Web3 is like Airbnb for storage, If you have extra storage on your hard drive you can rent it out.Tweet
2. Users don’t care about data ownership.
At the most basic level, let’s say we were able to build a decentralized system/platform on the blockchain. It works smoothly in that people can use it without getting a Ph.D. in cryptography. Users are able to control their own data and everything is open source. The thing is these users don’t really care much about data ownership and secure general ledgers. Users care about the fun and convenience of being with their family and friends. They want to be on a platform where their friends are. This slows the adoption. Web3 currently lacks the network effect that big social medial companies have. The reason I use Instagram is that my friends post their stories on Instagram. Most of my friends that are active on Social medial use Instagram and my incentive to use Instagram is to connect with them on this platform. At this point, I am not thinking about the centralization of my data. I have spent my day at work, I want to relax and chat with my friends and family.
As I mentioned throughout the blog there are genuine technological barriers to achieving Web3. For sure this gap will not be filled overnight or even in the next several years. Blockchain is not the solution to business problems. It’s a hyper word with limited use outside of Decentralized Finance (Defi). People are trying to fit blockchain for solutions that do not require blockchain. Both Web3 and Blockchain are getting more attention than they deserve.
This attention is causing creators to come up with solutions that are causing the Web2 diseases of data hogging and centralization to crop up in Web3 as well. No one will be able to beat the laws of nature, Bigger will always beat the smaller. OpenSea, the dominant NFT platform, is doing what big tech has done in the past. It is trying to grow fast enough to beat all competitors. It’s basically building another tech giant, this time in Web3.
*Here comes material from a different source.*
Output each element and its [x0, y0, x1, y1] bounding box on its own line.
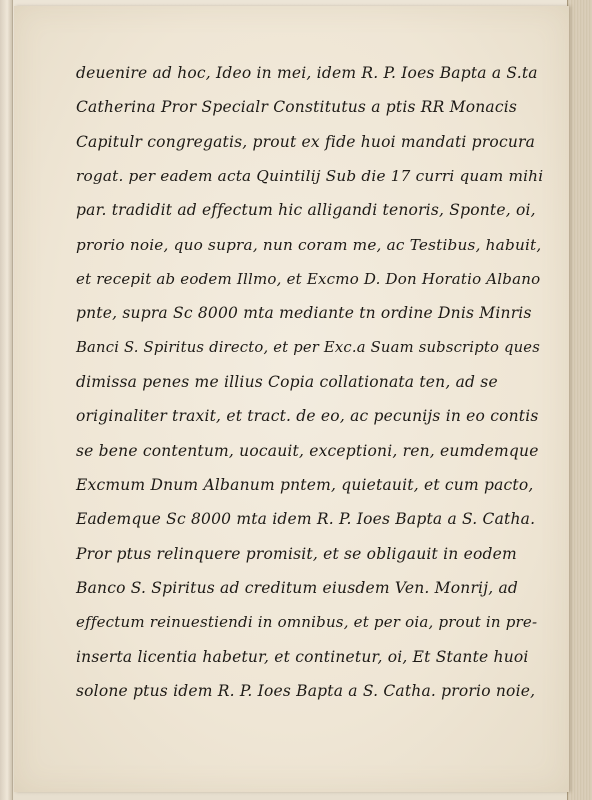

If Web3 were to become a successful technology it will have to find ways for people to adopt it without building their own servers and providing incentives to use web3 applications. The answer to the incentive problem lies in tokenomics. Using game theory principles Bitcoin can incentivize everyone to act for the collective good. Using blockchain and tokenomics to get people to buy into a set of decentralized apps? It is still a fiction story and I don’t know how this will be done. So I am going to leave this essay with the last thought on why this essay is important for my readers below.
Why should readers focus on this blog?
Web3 and Crypto are the centers of all investment strategies now. Individual traders have access to multiple crypto trading platforms and that puts them in the line of fire. The crypto market behavior is very emotional. Many Web3 startups focus on luring users with the promise of growing rich by being early adopters. People tend to get greedy when the market is rising which results in FOMO (Fear of missing out). Also, people often sell their coins in irrational reactions to seeing red numbers. Understanding the future of technology should help my readers make valuable investment decisions in technology. Now, this article does not directly talk about crypto but it does talk about Web3 which is the base technology for building Defi, DAO, Ethereum, NFTs, etc. With a tough future ahead for building Web3, it’s important that we consider all aspects before investing.